“When I think about all the patients and their loved ones whom I have worked with over the years, I know most of them don’t remember me nor I them, but I do know that I gave a little piece of myself to each of them and they to me, and those threads make up the beautiful tapestry in my mind that is my career in nursing.”
- Donna Wilk Cardillo, MA, RN, FAAN
Rush nurses are known as pioneers, innovators and high-quality care providers who always put patients’ best interests at the forefront. One of the many things that makes me a proud Rush nurse is the culture that we have created at the Medical Center. We are autonomous, empowered and always striving to drive the nursing profession forward. This past year has been one of the most unprecedented times in health care history, and it has been an honor and privilege to serve as the president-elect of the Professional Nursing Staff. As we look to the future, it is essential to recognize what we have accomplished together. It is with great pride and admiration that I share with you the achievements of our nursing colleagues this past year.

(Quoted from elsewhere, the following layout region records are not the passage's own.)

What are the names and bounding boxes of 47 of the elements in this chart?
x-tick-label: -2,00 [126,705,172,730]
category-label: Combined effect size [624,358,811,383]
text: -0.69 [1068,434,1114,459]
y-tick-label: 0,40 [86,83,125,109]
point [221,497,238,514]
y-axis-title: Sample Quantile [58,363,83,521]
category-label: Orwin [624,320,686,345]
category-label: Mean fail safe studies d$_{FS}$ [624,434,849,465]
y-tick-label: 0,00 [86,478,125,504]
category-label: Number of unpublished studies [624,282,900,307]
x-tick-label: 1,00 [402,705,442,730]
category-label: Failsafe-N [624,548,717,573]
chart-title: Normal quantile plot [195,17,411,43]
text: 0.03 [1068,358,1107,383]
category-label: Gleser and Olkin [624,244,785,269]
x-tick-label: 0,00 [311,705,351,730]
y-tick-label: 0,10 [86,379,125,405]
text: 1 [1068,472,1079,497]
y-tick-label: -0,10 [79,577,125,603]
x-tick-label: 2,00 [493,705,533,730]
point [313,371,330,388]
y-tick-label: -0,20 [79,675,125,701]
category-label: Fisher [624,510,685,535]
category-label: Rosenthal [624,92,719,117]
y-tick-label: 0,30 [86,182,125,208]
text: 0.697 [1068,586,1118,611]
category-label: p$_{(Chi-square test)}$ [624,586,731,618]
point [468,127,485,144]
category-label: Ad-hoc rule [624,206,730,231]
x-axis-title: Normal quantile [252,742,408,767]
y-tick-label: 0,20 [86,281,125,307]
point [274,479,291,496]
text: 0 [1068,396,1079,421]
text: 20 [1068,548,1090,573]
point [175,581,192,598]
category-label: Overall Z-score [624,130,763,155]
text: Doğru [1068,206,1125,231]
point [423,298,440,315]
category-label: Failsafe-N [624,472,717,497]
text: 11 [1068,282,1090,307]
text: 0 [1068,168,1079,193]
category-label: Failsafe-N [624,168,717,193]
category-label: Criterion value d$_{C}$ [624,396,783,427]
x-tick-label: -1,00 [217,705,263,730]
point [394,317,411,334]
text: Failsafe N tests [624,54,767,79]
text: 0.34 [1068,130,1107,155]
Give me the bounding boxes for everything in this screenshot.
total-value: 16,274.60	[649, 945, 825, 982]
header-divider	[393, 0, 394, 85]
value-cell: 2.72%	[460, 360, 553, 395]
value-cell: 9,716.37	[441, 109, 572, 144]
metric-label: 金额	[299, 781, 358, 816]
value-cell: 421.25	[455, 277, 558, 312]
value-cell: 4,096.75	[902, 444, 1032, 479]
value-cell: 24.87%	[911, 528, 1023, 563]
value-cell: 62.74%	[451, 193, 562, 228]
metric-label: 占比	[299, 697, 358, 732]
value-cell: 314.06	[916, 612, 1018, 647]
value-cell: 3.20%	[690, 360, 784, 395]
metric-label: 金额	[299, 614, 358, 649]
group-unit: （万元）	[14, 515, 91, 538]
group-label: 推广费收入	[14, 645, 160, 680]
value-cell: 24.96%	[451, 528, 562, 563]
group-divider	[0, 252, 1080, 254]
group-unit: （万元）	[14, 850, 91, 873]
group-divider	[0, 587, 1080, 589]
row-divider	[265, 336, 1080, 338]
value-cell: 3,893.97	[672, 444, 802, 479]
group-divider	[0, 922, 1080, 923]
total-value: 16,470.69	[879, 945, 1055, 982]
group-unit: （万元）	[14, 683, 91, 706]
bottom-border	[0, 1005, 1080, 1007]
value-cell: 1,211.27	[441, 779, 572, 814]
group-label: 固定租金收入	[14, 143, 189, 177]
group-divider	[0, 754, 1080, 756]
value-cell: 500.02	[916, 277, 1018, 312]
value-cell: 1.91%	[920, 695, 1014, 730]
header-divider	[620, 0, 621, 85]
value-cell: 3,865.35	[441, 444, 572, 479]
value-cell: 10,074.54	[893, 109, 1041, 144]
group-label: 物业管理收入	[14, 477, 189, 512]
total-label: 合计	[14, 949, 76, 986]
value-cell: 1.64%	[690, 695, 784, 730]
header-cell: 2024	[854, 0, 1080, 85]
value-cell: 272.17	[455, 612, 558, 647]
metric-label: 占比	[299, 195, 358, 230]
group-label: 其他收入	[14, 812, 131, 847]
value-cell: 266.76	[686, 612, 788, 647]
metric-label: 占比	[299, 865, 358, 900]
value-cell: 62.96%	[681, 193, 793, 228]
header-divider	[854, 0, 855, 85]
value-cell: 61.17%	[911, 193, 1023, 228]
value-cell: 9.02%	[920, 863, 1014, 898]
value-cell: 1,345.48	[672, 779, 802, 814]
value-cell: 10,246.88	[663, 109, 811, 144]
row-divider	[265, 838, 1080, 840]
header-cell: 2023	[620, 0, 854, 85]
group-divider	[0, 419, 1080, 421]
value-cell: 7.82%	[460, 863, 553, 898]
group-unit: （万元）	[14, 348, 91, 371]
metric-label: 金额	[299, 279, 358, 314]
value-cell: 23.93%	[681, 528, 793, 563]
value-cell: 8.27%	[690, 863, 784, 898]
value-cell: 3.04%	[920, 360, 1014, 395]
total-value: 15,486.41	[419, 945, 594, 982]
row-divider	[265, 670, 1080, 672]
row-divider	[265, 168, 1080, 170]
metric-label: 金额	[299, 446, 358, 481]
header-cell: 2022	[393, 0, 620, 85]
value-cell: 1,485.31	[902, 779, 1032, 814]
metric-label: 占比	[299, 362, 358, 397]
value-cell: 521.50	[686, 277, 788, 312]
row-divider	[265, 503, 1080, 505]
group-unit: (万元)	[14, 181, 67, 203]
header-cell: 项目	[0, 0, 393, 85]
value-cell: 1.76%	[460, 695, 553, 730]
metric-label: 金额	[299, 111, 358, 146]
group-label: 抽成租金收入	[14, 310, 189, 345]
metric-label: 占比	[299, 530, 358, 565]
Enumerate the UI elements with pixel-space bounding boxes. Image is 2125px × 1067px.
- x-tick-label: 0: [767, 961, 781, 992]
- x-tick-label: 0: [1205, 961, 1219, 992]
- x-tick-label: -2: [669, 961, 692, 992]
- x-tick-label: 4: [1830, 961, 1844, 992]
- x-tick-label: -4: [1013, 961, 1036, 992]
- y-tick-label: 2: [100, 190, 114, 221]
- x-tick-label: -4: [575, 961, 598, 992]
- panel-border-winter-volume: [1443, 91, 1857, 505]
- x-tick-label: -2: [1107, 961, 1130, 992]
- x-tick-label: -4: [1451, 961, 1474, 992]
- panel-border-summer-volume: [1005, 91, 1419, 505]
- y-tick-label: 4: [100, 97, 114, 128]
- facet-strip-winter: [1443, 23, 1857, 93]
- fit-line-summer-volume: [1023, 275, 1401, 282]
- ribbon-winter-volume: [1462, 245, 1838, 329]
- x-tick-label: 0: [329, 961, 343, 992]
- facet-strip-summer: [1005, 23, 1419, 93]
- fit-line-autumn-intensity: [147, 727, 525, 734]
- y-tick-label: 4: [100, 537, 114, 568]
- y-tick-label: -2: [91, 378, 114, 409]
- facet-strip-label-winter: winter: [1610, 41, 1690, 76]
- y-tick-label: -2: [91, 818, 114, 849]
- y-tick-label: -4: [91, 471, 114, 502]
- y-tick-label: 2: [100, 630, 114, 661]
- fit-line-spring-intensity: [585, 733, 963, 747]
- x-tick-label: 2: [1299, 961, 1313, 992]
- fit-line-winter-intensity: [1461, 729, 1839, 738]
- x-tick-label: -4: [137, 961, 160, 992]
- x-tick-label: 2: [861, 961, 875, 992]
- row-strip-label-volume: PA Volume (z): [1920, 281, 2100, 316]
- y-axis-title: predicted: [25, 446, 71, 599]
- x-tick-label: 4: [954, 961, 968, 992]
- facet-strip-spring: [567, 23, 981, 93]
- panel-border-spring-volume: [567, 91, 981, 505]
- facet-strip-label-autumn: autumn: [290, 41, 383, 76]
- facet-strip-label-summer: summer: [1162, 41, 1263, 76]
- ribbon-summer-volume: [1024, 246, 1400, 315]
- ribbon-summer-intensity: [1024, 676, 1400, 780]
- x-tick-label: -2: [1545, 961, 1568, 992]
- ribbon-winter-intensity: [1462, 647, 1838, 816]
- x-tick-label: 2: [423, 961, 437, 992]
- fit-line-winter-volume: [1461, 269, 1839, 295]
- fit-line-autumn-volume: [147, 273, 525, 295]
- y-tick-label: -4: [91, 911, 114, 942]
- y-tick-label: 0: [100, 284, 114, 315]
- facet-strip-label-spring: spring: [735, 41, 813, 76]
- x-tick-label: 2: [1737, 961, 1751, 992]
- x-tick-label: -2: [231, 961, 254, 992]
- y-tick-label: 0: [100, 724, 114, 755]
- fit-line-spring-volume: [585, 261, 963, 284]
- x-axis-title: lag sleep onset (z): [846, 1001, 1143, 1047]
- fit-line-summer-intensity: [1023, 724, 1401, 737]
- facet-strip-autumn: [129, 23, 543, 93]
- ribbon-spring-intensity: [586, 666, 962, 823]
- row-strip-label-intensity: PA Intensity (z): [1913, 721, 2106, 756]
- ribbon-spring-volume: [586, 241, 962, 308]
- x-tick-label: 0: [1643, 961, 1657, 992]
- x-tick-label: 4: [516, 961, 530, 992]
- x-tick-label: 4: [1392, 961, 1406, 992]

In the last annual report, we detailed how Rush nurses were hard at work preparing to attain the Magnet designation. The Magnet program identifies health care organizations that meet rigorous standards for nursing excellence, including outcomes, and is the highest national honor for the professional nursing practice. During an inspiring three-day virtual visit with the Magnet appraisers in August 2020, we impressed them with our stories, projects and powerful Rush spirit. Two months later, Rush received its fifth consecutive Magnet designation. This was a proud moment for Rush nursing, as the Medical Center is the only hospital in Illinois providing care to both adults and children to have achieved Magnet status five times. This is certainly a testament to the dedication and daily contributions of our nurses.
As we continued to navigate the COVID-19 pandemic, shared governance remained front and center to ensure that nurses were engaged advocates for their patients and practice. The Clinical Ladder Program experienced changes in its process and structure, e.g., reinforcing an electronic portfolio and making checklist revisions, but its mission remained the same: to promote professional growth, provide mentorship and elevate the work of the clinical nurse. The program provided an opportunity for nurses to share their accomplishments on a wider platform and make connections throughout the organization.
As members of the Professional Nursing Staff, nurses are offered enhancement funds, an educational assistance benefit that can be used toward professional development. Due to the pandemic, large gatherings such as conferences were put on hold. Bright minds in the Emergency Department Unit Advisory Committee suggested expanding the enhancement funds to cover professional organization membership, an idea that was quickly approved by nursing’s senior leadership. This is shared governance in action and a prime example of how the clinical nurses’ ideas impact their practice.
One of the biggest accomplishments of PNS this fiscal year has been the rollout of Charting by Exception by the PNS Documentation Committee. Charting by Exception was a collaboration among the committee of staff nurses, clinical nurse specialists, educators and Epic analysts throughout the Rush System. This was a big win for nursing. The change helped optimize flowsheets for physical assessments, allowed for integration across flowsheets and decreased the documentation burden for normal assessments. But most importantly, it led to an increase in the amount of time spent by nurses at the bedside providing patient care.
To remain aligned with the Division of Nursing’s service line reaggregation, PNS restructured its own Departmental Advisory Committees (DAC) to accurately reflect these changes. For the first time in Rush history, all four adult critical care units were combined under one service line. This led to the creation of the Critical Care DAC to promote collaboration, communication and unity. In addition, medicine units, behavioral health and the Emergency Department were brought together to improve the patient care continuum. An in-depth evaluation of all DACs was completed to ensure proper membership with equal representation from all disciplines, and ad hoc members were enlisted to promote crossover among all of the service lines. Meeting length and agendas were structured to allow time for discussion. As a result, all DACs are now staff-led with standardized meeting durations and agendas throughout.
Rush nursing thrives on the tradition of shared governance and the philosophy that we have the power to transform our practice, and this past year was nothing short of extraordinary. To highlight just a few of the accomplishments of this team is always a challenge. What we as nurses view as daily tasks and expertise from years of experience has proved to be acts of heroism to the outside world.
To all my fellow nurses: be proud of who you are and what you have accomplished in this profession. Stay loud about the things that matter. The world has seen what we’re capable of, and we’re just getting started.